To give an example, childhood vaccines are critical in the fight against fatal childhood diseases but are often neglected by interested businesses because of financial risk and concerns for safety. Pharmaceutical companies, like many donors, want to know that their investment will be financially and socially effective. Capital and the Common Good turns these concerns into a question. What if, in addition to grants and donations, vaccines were funded by long-term passive income (such as interest from a low-interest loan, bond or premium payments from micro-insurance customers)?
The answers to this one “What if” question is a book-length journey into the world of innovative finance, where social problems are solved with the creativity and scale of the market's “invisible hand.”
Author Georgia L. Keohane is Executive Director of the Pershing Square Foundation, a professor at Columbia University and a Senior Fellow at New America, an innovative think tank. In addition to those duties, she is also an author and speaker who has pursued various careers that contributed to a deeper understanding of the impact of economics on society's problems.

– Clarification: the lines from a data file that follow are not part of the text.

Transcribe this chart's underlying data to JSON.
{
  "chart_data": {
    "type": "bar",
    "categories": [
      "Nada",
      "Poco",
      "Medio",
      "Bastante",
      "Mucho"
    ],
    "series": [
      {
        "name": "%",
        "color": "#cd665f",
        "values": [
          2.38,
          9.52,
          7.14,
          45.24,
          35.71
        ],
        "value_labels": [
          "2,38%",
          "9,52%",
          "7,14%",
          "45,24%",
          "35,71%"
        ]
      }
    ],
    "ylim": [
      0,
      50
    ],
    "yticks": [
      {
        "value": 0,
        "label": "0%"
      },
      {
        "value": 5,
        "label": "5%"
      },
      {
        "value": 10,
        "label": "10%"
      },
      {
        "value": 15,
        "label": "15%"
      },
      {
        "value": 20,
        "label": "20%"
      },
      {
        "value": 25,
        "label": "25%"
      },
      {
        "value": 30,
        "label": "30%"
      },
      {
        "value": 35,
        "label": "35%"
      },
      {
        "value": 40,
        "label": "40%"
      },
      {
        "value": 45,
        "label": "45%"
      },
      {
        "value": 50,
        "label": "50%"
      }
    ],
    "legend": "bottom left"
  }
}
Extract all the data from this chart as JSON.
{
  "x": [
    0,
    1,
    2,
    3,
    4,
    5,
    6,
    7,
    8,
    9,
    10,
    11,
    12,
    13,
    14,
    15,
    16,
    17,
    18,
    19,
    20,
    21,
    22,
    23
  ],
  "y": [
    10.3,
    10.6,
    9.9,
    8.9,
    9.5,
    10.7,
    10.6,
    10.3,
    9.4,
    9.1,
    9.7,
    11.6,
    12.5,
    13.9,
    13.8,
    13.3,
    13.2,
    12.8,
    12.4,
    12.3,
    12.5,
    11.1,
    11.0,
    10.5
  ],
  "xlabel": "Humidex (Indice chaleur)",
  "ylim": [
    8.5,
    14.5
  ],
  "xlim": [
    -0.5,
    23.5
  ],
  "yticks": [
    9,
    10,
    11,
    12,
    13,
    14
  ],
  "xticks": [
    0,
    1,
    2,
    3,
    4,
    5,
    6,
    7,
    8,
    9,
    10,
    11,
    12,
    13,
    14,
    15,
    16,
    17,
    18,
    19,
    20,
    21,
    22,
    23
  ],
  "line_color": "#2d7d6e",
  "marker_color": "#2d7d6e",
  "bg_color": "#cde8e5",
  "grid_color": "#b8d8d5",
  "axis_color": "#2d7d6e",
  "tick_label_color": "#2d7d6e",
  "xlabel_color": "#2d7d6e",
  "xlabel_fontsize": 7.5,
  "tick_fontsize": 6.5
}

What Was Best About Capital and the Common Good?
The best part of Capital and the Common Good is the content. Keohane has an incredible amount of experience in economics and finance and uses that experience to provide a broad overview of the potential for innovation from a variety of perspectives. The book, however, isn't a “let's just give more money to solve social problems” kind of book. Instead, the book focuses on one specific field (finance) and expands the possibilities within that field. This type of response adds a new approach for business owners in the “What are you doing to improve the world?” debate in business.
What Could Have Been Done Differently
The intended readers of Capital and the Common Good are finance professionals and people who spend all day talking about things like derivatives, front-loading assets and social impact bonds. For that audience, the book provides a guided journey through the possibility of the finance field using multi-national businesses as an example. This journey, however, does not include specific recommendations or strategies to follow in order to achieve a specific social or financial objective. Rather, the book is like a roadmap of current innovative finance tools and their future potential.
Why Read Capital and the Common Good?
If you are a business owner, work in finance, or just want to know more about the possibilities of social enterprise, Georgia Keohane has a book that you will probably be interested in. Capital and the Common Good goes further than most “using business to help solve social problems” books of its kind. In fact, her book offers ways for companies (particular large multinational companies) to make a profit while doing so. These ways are introduced from a variety of approaches and using a variety of tools giving readers an expert's roadmap for using innovative finance and it's potential for addressing social problems in the developing world.